Blood flow imaging is an essential part of biomedical research, particularly in the vascular and neurovascular physiology. It includes various imaging modalities, with laser speckle contrast imaging (LSCI) being one of the most extensively used tools for the rapid wide-field flow characterization.
For years, the capability of LSCI to become a quantitative tool has been discussed. Being based on the contrast relation to the speckle correlation time, the method requires a robust model and its correct parametrization. Main uncertainties are (i) light scattering and particle motion regimes which define the form of the field autocorrelation function g1 and (ii) static scattering and speckle averaging effects on the intensity correlation function g2. Multi-exposure laser speckle contrast imaging and proper system calibration can solve the later issue, but in order to evaluate g1 form, one has to directly measure speckle autocorrelation.
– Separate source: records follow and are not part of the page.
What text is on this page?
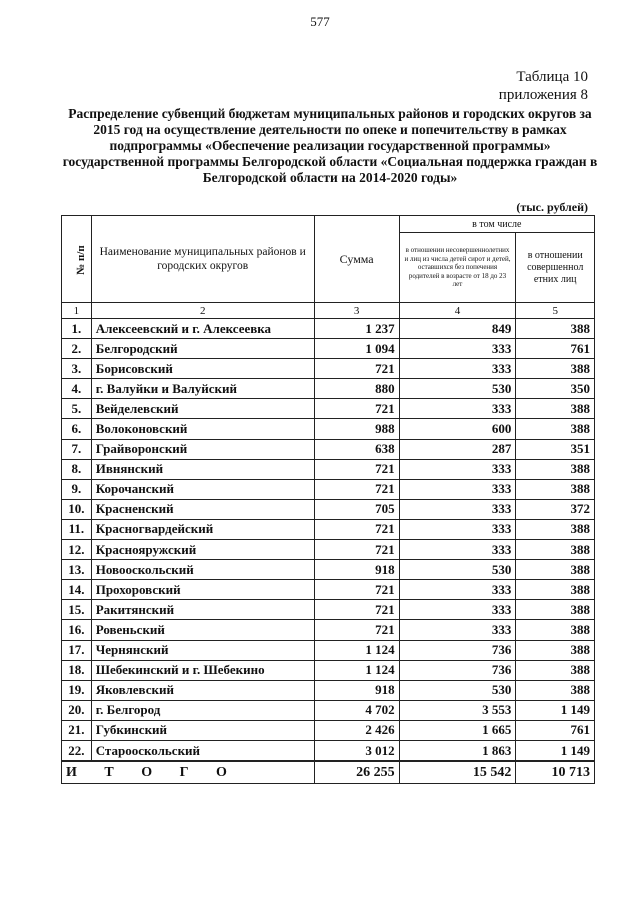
577
Таблица 10
приложения 8
Распределение субвенций бюджетам муниципальных районов и городских округов за 2015 год на осуществление деятельности по опеке и попечительству в рамках подпрограммы «Обеспечение реализации государственной программы» государственной программы Белгородской области «Социальная поддержка граждан в Белгородской области на 2014-2020 годы»
(тыс. рублей)
№ п/п	Наименование муниципальных районов и городских округов	Сумма	в том числе	
			в отношении несовершеннолетних и лиц из числа детей сирот и детей, оставшихся без попечения родителей в возрасте от 18 до 23 лет	в отношении совершеннол етних лиц
1	2	3	4	5
1.	Алексеевский и г. Алексеевка	1 237	849	388
2.	Белгородский	1 094	333	761
3.	Борисовский	721	333	388
4.	г. Валуйки и Валуйский	880	530	350
5.	Вейделевский	721	333	388
6.	Волоконовский	988	600	388
7.	Грайворонский	638	287	351
8.	Ивнянский	721	333	388
9.	Корочанский	721	333	388
10.	Красненский	705	333	372
11.	Красногвардейский	721	333	388
12.	Краснояружский	721	333	388
13.	Новооскольский	918	530	388
14.	Прохоровский	721	333	388
15.	Ракитянский	721	333	388
16.	Ровеньский	721	333	388
17.	Чернянский	1 124	736	388
18.	Шебекинский и г. Шебекино	1 124	736	388
19.	Яковлевский	918	530	388
20.	г. Белгород	4 702	3 553	1 149
21.	Губкинский	2 426	1 665	761
22.	Старооскольский	3 012	1 863	1 149
И Т О Г О		26 255	15 542	10 713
We introduce the dynamic laser speckle imaging (DLSI) as a new step in the wide-field speckle dynamics analysis. By utilizing a high-speed camera and recording backscattered light at more than 20000 frames per second we are able to measure the temporal intensity correlation (g2) in the mice cortex. We demonstrate that DLSI data can be used to estimate all parameters of the speckle autocorrelation model. By finding the best fit model for each pixel, we show that all three types of known g1 models can be found in the cortex and that the best fit model depends on the vessel size. Furthermore, we explore the commonly used model for the blood flow index and explain its deviations from the actual flow speed. We show that DLSI can be used to calibrate LSCI, thus solving contrast imaging problems and providing a lightweight quantitative tool for the blood flow imaging.